For a few years, I found a home in Buddhism and practiced that philosophy for a while until there was an issue with what the “true path” was. I still find meditation handy and feel disappointed with the organization of a philosophy whose teacher stated, “Everyone can find enlightenment in their own way, this is what worked for me.”

Since then I have found a comfort in atheism. After all of the ridiculous stress and anxiety that came with being the member of a world ending religion seeing a reason and logic behind what was said had a comfort, the book of revelations would never offer. What was the point of doing anything when those around you were constantly saying “this is the end.”

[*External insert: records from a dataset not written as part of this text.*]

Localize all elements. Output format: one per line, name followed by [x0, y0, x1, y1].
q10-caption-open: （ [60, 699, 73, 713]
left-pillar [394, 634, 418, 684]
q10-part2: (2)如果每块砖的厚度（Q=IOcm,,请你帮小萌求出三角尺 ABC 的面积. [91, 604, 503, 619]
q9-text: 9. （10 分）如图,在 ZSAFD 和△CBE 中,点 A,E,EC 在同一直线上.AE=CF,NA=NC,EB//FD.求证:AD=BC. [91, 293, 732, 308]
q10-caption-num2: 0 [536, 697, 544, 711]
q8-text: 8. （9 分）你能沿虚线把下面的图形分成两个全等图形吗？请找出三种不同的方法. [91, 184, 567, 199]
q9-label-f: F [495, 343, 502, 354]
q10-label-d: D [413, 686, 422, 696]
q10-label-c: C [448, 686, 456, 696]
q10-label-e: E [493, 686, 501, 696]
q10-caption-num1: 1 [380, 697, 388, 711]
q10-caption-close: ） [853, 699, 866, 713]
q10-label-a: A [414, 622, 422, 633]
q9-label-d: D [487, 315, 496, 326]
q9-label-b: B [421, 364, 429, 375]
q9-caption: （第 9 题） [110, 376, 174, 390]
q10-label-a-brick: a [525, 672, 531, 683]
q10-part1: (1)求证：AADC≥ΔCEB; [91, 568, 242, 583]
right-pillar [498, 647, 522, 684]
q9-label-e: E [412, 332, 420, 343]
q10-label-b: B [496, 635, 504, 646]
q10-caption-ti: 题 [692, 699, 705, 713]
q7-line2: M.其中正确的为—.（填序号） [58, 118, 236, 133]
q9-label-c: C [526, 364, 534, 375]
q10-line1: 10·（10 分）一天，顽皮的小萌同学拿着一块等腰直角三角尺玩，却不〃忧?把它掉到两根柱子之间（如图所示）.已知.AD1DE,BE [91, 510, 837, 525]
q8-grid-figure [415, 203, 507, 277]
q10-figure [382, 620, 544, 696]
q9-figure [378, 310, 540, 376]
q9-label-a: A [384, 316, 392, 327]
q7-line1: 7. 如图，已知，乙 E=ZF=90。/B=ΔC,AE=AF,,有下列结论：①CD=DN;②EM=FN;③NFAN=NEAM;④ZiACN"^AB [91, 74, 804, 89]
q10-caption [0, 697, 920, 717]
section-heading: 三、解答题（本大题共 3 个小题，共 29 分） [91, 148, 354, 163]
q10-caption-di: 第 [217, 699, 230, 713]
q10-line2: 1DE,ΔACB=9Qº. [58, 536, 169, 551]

With science, climate change came back into view. Because the effects of this event continued to come into play over long periods of time it didn’t have the effect for the churches to claim it as part of their world ending religion. The end of days has a very specific short term time line for any idiot to follow. Climate change on the other hand is an event that takes years if not a century to show its full effect. While religion depends on events like solar eclipses and other events that can be predicted through science to legitimize it, a long-term event like climate change is something that churches or religion in general have not only been unable to fit into their dogmatic role, but also denying its existence regarding it as a threat to their own existence. I can’t help assume that not only do the leaders of these churches know that climate change if real but that they deny it for the simple short minded reason that it will cost them money in the end. The shell corporation knew that climate change was real in the early 1970s and even taught their staff members about it to figure out what to do in order to stay in business while not destroying the planet. In the 1990s they changed their tune and started a campaign to deny the existence of climate change and not reduce the use of oil but figure out more ways to extract it in more costly ways.

Becoming an atheist didn’t change my view on the end of the world, it focused my attention to the one route it was proven to take that religion was denying. Sure, there is still fear of nuclear holocaust and another world war considering the current administration in office, but if I had to put my money on anything, climate change is the one circumstance that won’t change even if other events don’t happen first. A hundred years from now, if we don’t have a nuclear holocaust, world war, or plague that wipes out half of civilization, the earth will still be warmer, the seas levels will rise, and a good portion of the species on the planet will be gone. Out of all the ridiculous situations that we consider to be a threat to our way of life we ignore the one that is in our face and currently happening.

These days our government distracts us with things that are less likely to occur like terrorism from a threat that will cost their donors money. Terrorism is one of the issues that can promote while making a profit. To wage war on climate change is anti-climactic and while it does save the planet the enemy is hard to see and the positive effects of the efforts are difficult to measure over time. During war, bodies can be stacked and counted. Saved lives are harder to measure. How does one estimate lives saved from doing something that some would argue “might happen.” This argument was made at the end of WWII to justify the use of the atomic bomb against the civilian cities of Hiroshima and Nagasaki. The White house argued the lives saved was greater than the lives lost to end the war early. History would later show that not only was this assumption false but the reasons were more sinister than that.

Al Gore tried to bring the issue of climate change to the forefront and succeeded for a short time. His efforts were overshadowed by the Bush administration’s war on terror and soon Gore was forgotten and his push to change light bulbs was thrown to the wayside. Gore’s attempt to save the world backfired like Jimmy Carter’s attempt to change the American psyche.